Sex Toy Story

Alan Moore said recently that he is studying magic in an attempt to find out why and how he writes, to learn something of the quasi-mystical forces that propel human beings to create these fictional illusions called stories. It seems that in his latest comic, fellow scribe Grant Morrison is attempting something similar. 'The Filth', his new title, seems to be very much 'about' fiction and why it exists. It engages with the idea that fictional characters are 'real', their unreality only enforced by the perceptions of comic book writers, artists and readers - something we may imagine that the fridge light thinks about the second before it's opened, or that our reflections consider before we look in the mirror.

'The Filth' is also mad.
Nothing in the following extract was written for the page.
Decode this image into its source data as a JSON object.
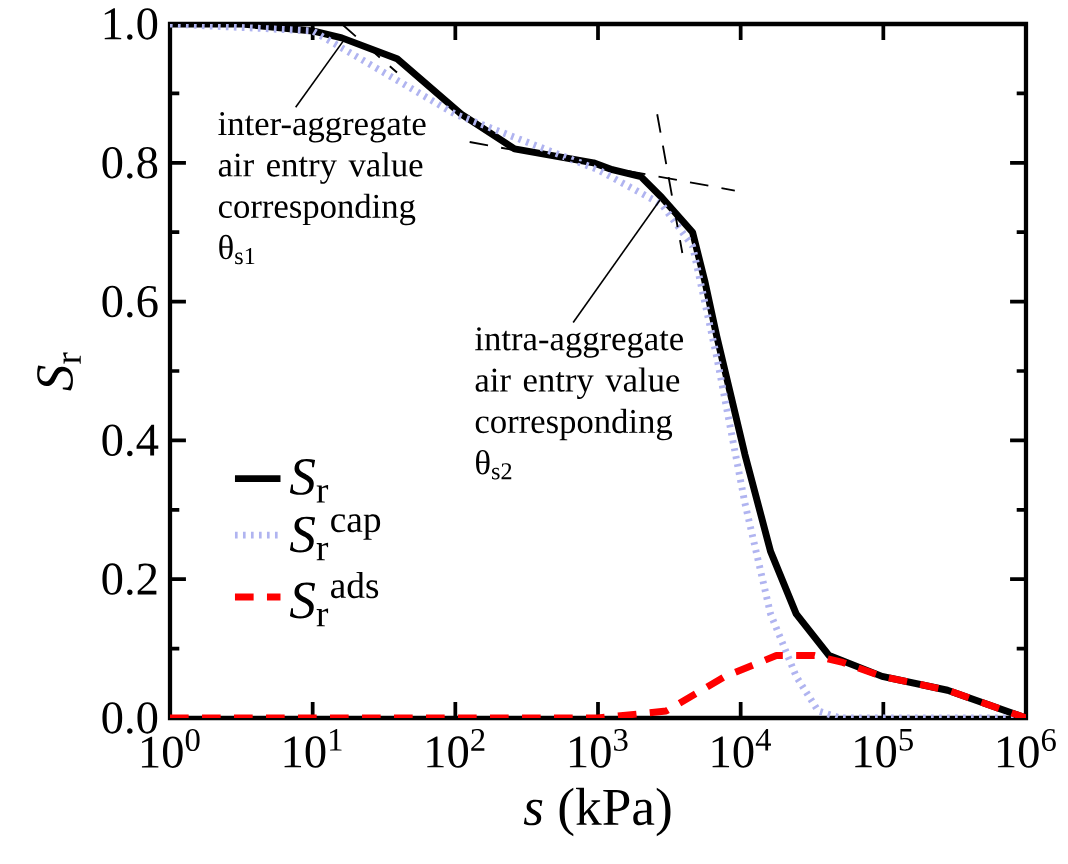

Totally, utterly, gloriously fucking bonkers.

The 'Filth' of the title is a double meaning. Modern culture is seen as consisting pretty much solely of moral detritus. A chief character is a loner who hordes hardcore porn videos; a visit is made to a dimension where landfill sites are filled with dead junkies and discarded porn; and a porn video mogul enslaves any soul who comes his way in a bizarre and demonic plan to wipe out women.

'The Filth' also refers to the special police force whose job it is to sort out the kind of bizarre occurrences that help cause this filth, a group called The Hand (and their various offshoots such as Palm and Fist). They are not there to clean up the mess, per se, but to fight "potentially lethal anti-persons". Their concern is not that life be clean, but that it at least respects continuity. Everything must have its place, and before must come in front of after, and anything taken out of continuity prematurely must be 'replaced'.

So far we're up to issue five in a thirteen-book series. The chief recurring character so far is Ned Slade, an agent of The Hand who is brought back into service only very reluctantly. There are ambiguous statements about his own 'reality' - "I don't want Slade's life! I'm not what you think I am. I'm not anything!" Investigating a series of inexplicable deaths (where time itself is used as a killer), he is prised away from his pet cats and porn videos and led into.... What? Future issues will tell, and we will also learn more no doubt about fellow agent Jenesis Jones. Her particular assignment is to piece back the memory of an amnesiac porn star who ejaculates black fluid.

Quite.

In other words, it's a superhero comic, but not what is usually thought of by the term. 'The Filth', and Morrison's work generally, quite plainly has its origins in a boyhood love of costumed-superhero comics. He is amongst the most prolific writers of such books, but they are superhero books in the same way that William Burroughs' works were detective stories or sci-fi stories. In other words, he has fun with the superficialities of the genre, but stretches them to breaking point, mixing in a heady mixture of gallows humour, pop culture and psychotropic drugs. In fact, quite a few lines from 'The Filth' seem to come straight out of Burroughs. For instance, on the porn landfill, "Sometimes a worker will just go bugfuck and skin-eyed what with all the tits and cocks, and they try to climb towards the peaks, looking for harder stuff..."

Morrison has dallied with some of these themes before. In an issue of 'Animal Man', a Wyle E. Coyote-style cartoon wolf fell out of favour with the God of his world, and, with one swoop of an animated paintbrush, he was sent to exist in 'our' world, where a cartoon talent to be run over by trucks 'harmlessly' was not without pain, or tragedy.

In 'The Filth', a branch of continuity anarchists (no doubt Hand-opposed) play with the fact they can jump between their page panelled, four-colour dimensions. Their leader has been made bitter by realizing that his fate was once controlled by comic writers - he was just "playing out crummy meaningless adventures written by amoral monsters."

If the comic is dealing with what could be probably be half-described as postmodern theories then, it doesn't feel it - wittily self-reflexive characters have been a stock of comics longer than in 'proper' literature. Passages such as the one above, especially in the laugh-out-loud Issue Three ('Structures and Ultrastructures'), have a tougher edge to the debate on what kind of 'reality' we allow our 'fictional' creations, most popularly voiced in of course 'Toy Story'. And I have to say, the fact that Morrison works all this into a fluid comic script, without using such clumsy devices as the inverted commas I've peppered throughout this article, just goes to show the man's apparently effortless talent at the typewriter.

Grant Morrison has been quietly/loudly revolutionizing comics since his strips for Britain's 2000 A.D, and 'The Filth' is yet another success to his name, high on quality and almost (almost) peerless in his field. Go read it.